NO TE VAYAS SIN DECIRTE QUE TE AMO

Imelda lloraba enternecida, rodeada de compañeros que sonreían tan enternecidos como ella; en el aire flotaba la tensión de las lágrimas contenidas. Abrió el paquete y sacó una preciosa pluma dorada en la que se leía: Tus compañeros que te echan de menos, junto a la fecha de ese mismo día. Dio las gracias y, tragando constantemente saliva, dijo: “yo también os echaré de menos a vosotros”. Otra compañera entró con un precioso ramo de flores. Imelda no pudo contenerse por más tiempo y derramó una lágrima. Los compañeros sonreían, satisfechos, buscando la emoción. Finalmente, Imelda lanzó un beso general para todos, descolgó el abrigo del perchero, se lo puso, se colgó el bolso, tomó el ramo de flores con una mano y la pluma dedicada por el otro y salió en busca de su nuevo destino. Un último giro de cabeza para un último vistazo al lugar que durante tantos años la había acogido. Echó a andar, casi cabizbaja, hacia la estación de tren.

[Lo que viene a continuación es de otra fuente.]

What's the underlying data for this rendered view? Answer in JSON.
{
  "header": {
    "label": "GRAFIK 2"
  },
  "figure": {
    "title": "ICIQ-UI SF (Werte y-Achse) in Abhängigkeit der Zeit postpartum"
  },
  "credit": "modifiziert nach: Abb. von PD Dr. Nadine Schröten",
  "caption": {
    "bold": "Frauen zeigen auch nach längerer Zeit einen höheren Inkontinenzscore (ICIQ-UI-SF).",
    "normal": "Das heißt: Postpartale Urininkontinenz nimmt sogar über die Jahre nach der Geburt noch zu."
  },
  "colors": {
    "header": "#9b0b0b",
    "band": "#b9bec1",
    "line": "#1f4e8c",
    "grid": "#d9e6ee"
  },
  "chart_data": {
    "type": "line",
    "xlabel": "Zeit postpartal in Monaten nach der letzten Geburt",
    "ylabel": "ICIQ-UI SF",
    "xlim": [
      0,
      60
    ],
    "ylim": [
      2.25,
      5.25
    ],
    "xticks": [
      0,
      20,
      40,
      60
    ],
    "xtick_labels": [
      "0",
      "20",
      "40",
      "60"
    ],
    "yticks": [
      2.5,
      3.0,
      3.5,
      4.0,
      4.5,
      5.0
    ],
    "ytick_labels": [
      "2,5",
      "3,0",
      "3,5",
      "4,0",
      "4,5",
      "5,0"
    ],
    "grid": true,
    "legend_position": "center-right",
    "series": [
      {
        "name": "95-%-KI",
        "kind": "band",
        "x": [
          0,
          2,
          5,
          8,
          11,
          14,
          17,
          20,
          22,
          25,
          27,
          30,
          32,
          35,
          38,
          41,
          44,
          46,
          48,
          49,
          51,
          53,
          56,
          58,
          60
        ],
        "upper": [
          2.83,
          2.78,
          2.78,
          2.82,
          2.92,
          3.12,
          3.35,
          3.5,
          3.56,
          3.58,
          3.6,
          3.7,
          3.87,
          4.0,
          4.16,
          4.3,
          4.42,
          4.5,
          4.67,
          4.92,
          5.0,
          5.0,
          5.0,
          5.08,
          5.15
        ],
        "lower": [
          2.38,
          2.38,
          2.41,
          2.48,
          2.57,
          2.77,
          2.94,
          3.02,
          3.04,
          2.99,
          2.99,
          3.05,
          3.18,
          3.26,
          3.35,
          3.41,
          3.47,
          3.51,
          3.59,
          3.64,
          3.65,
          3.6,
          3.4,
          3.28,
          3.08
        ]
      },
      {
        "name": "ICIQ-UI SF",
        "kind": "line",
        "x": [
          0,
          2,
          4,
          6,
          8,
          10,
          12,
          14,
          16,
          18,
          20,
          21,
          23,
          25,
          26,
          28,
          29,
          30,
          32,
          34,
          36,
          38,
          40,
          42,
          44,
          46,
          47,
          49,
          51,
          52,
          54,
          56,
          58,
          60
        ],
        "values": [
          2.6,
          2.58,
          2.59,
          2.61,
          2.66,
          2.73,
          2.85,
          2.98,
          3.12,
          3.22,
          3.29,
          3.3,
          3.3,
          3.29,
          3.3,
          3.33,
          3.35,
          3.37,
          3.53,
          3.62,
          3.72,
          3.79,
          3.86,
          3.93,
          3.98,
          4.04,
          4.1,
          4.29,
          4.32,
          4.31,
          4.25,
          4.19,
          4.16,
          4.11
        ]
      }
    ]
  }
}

Eduardo corrió hacia la puerta, salió afuera y miró hacia todas partes buscando a Imelda. La vio bajando las escaleras de la estación y corrió hacia ella. Al alcanzarla, gritó: “¡Imelda!”. Agarrándola por el hombro, la giró y mirándole a los ojos le dijo: “Imelda, yo... yo... hace ocho años...”. “¿Qué?”, dijo Imelda, y sus labios se prepararon para escucharle. “Te amo”, dijo, y allí mismo se besaron apasionadamente.

Todos los compañeros miraban por la ventana.